League of Women Voters Pasadena Area: Democratic Policing - Citizen Participation in Policing Policy

Pasadena Media
Democracy in Action
- Undemocratic Policing and Lack of Transparency—police policies adopted in secret; courts and legislatures that do not function as envisioned under state and federal constitutions - Unconstitutional Policing—unwarranted stops, racial/ethnic profiling, searches conducted without cause or warrants, and excessive use of force - Twenty-First Century Policing—surveillance technology, third party and governmental data collection practices that raise individual privacy concerns, as well as national security concerns The LWV-PA Social Justice and LWVLA Criminal Justice Committees convened a panel of experts who offered different perspectives on current policing issues.
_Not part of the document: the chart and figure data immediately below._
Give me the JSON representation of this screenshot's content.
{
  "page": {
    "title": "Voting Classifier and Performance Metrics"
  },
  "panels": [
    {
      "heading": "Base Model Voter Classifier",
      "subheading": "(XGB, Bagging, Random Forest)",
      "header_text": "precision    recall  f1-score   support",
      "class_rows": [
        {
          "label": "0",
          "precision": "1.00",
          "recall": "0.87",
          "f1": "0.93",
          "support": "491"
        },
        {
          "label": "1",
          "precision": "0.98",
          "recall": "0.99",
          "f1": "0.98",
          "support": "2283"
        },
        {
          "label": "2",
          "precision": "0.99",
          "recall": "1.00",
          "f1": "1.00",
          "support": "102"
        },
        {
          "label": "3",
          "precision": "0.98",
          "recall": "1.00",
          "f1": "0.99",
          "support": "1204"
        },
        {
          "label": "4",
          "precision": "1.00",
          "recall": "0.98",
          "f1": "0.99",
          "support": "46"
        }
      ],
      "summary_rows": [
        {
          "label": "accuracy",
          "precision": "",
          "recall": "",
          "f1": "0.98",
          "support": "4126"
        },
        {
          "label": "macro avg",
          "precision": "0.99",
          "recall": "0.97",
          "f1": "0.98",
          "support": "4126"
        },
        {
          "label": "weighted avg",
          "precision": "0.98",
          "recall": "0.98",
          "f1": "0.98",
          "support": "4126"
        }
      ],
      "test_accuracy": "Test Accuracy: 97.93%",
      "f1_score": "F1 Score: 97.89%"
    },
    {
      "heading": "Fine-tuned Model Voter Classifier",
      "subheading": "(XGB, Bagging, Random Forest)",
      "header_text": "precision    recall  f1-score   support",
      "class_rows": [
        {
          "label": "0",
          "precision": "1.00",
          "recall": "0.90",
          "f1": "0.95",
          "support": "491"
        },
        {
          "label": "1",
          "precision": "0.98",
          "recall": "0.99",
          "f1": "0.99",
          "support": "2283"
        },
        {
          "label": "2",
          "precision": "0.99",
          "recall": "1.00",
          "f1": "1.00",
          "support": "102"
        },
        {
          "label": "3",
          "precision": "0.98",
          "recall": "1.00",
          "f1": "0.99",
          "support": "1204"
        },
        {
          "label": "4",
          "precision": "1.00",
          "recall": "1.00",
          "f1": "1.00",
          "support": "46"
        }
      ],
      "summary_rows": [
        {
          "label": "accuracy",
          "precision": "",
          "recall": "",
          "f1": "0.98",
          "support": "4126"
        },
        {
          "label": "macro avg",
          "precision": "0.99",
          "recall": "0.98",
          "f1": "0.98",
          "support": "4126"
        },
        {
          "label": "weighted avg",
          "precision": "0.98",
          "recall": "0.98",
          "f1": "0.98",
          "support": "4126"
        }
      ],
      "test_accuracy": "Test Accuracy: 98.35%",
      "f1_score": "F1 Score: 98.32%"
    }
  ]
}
Barry Friedman, a law professor and founder of the New York University Law School Policing Project, who participated via Zoom from the East Coast. He has worked with numerous jurisdictions nationally on policing issues with the goal of ensuring democratic and constitutional policing. One of those jurisdictions is the City Los Angeles. Max Huntsman, the Inspector General of the Los Angeles County’s Sheriff Department. The Inspector works alongside the Sheriff Department’s Civilian Oversight Commission. The Commission’s recommendations are advisory. Matt Johnson, one of five Los Angeles City’s Board of Police Commissioners. Under the Los Angeles Charter, the Board is the head of the Police Department, responsible for setting overall policy, while the Chief of Police manages the daily operations of the Department and implements the Board’s policies or policy direction and goals. In addition, the Board determines when a use of force is excessive. Thereafter, the Chief determines what, if any, punishment is appropriate.